Step 3: Compute \(AB^2\).
\(A(2,9),\ B(a,5)\)
\(AB^2 = (2-a)^2 + (9-5)^2 = (2-a)^2 + 16\)
Step 4: Compute \(BC^2\).
\(B(a,5),\ C(5,5)\)
\(BC^2 = (5-a)^2 + (5-5)^2 = (5-a)^2\)
Step 5: Compute \(AC^2\).
\(A(2,9),\ C(5,5)\)
\(AC^2 = (5-2)^2 + (5-9)^2 = 3^2 + (-4)^2 = 9 + 16 = 25\)
Step 6: Apply Pythagoras theorem:
\((2-a)^2 + 16 + (5-a)^2 = 25\)
\((2-a)^2 + (5-a)^2 = 9\)
Step 7: Expand and simplify.
\((2-a)^2 = a^2 - 4a + 4\)
\((5-a)^2 = a^2 - 10a + 25\)
So,
\((a^2 - 4a + 4) + (a^2 - 10a + 25) = 9\)
\(2a^2 - 14a + 29 = 9\)
\(2a^2 - 14a + 20 = 0\)
Divide by 2:
\(a^2 - 7a + 10 = 0\)
\((a-2)(a-5)=0\)
So, \(a=2\) or \(a=5\).
Step 8: Reject \(a=5\) because then \(B(5,5)=C(5,5)\) and no triangle is formed.
Hence, \(a=2\).
Step 9: Find the area of \(\triangle ABC\) (right-angled at \(B\)).
Now \(B=(2,5)\).
\(AB = \sqrt{(2-2)^2 + (9-5)^2} = \sqrt{16} = 4\)
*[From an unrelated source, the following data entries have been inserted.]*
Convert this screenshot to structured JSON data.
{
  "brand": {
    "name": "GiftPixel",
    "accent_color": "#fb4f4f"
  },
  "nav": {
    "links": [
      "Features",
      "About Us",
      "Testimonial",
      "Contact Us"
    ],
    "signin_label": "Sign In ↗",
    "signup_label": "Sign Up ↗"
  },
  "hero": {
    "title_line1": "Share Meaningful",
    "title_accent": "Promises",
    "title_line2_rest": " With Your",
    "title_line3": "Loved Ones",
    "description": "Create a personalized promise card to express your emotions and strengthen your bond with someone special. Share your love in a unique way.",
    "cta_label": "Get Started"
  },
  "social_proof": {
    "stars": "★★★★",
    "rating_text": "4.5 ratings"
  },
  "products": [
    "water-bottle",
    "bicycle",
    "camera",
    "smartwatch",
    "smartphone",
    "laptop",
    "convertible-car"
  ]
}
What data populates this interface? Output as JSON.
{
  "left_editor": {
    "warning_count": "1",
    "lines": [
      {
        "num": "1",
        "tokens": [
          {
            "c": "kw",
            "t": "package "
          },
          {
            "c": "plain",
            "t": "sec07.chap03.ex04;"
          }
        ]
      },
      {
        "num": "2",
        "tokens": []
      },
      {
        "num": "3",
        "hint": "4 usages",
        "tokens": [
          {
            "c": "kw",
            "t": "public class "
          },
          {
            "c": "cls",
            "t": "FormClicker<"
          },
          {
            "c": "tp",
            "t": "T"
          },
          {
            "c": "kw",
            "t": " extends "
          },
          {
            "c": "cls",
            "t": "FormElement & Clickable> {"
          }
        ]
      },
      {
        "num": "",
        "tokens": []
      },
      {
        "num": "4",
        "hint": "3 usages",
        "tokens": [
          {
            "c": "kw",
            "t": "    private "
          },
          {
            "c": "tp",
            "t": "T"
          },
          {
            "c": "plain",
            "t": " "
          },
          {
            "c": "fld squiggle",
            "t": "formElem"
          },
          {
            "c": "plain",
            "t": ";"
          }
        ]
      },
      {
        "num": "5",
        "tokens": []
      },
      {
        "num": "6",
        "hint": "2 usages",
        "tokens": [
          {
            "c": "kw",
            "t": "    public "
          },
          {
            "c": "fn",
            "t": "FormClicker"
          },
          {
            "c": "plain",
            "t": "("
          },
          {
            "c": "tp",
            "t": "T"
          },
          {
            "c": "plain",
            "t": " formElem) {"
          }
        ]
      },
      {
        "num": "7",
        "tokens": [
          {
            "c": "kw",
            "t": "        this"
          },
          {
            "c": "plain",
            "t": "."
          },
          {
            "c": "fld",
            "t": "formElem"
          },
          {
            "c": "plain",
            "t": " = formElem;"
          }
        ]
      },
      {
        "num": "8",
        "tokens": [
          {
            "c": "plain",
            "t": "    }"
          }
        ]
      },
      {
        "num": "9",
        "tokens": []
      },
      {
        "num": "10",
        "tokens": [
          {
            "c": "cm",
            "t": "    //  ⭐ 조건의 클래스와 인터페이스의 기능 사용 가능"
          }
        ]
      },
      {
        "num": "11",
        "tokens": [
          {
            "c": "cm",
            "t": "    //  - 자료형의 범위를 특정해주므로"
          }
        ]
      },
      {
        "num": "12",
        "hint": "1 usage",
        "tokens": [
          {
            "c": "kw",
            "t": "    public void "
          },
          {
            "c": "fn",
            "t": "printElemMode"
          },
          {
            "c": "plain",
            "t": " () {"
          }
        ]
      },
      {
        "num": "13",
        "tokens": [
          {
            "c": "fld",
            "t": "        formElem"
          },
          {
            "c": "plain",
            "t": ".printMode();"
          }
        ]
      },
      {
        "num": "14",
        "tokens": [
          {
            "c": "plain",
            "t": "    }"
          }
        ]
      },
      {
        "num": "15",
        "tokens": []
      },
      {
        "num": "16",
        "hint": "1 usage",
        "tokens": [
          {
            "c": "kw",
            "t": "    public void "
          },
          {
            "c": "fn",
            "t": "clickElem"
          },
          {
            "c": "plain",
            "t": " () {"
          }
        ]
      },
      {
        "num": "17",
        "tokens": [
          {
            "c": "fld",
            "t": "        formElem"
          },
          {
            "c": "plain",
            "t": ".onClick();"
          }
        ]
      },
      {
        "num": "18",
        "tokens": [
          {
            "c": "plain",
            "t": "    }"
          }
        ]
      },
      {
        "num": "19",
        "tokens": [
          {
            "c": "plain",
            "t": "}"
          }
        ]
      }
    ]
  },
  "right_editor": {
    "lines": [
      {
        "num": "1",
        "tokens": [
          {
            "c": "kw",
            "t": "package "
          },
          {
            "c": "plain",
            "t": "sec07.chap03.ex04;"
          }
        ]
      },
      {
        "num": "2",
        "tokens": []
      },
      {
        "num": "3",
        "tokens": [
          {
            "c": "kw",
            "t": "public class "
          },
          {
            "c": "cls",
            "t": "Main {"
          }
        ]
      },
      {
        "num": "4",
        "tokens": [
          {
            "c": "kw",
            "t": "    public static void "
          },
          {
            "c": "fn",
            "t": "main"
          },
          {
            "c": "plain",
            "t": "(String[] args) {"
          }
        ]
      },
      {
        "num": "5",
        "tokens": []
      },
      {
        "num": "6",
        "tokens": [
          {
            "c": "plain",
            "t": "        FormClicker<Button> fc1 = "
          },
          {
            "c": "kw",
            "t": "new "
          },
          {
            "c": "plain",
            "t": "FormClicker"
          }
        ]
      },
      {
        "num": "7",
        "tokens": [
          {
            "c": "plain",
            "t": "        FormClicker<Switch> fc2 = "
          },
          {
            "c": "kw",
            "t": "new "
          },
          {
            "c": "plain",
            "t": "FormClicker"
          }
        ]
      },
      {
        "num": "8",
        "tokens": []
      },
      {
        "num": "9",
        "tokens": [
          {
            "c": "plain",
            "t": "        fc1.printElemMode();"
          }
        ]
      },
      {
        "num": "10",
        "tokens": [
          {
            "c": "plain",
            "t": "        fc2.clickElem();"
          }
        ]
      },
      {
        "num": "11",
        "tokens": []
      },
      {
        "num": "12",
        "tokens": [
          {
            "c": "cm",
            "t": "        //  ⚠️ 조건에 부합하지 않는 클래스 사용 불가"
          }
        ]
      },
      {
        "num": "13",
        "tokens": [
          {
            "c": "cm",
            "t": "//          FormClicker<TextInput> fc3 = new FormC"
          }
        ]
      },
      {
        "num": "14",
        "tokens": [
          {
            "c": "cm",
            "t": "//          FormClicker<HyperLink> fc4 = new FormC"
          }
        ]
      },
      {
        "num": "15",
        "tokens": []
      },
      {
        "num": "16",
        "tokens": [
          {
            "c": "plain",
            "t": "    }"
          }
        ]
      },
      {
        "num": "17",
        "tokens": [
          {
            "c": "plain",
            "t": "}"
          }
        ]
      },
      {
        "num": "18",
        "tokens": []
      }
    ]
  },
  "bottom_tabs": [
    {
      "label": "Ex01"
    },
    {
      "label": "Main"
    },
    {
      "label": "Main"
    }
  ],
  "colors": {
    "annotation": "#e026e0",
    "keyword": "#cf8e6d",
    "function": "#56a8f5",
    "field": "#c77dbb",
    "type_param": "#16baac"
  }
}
\(BC = \sqrt{(5-2)^2 + (5-5)^2} = \sqrt{9} = 3\)
Area \(= \dfrac{1}{2}\times AB \times BC = \dfrac{1}{2}\times 4 \times 3 = 6\).
Final Answer: \(a=2\) and \(\text{Area}(\triangle ABC)=6\) square units.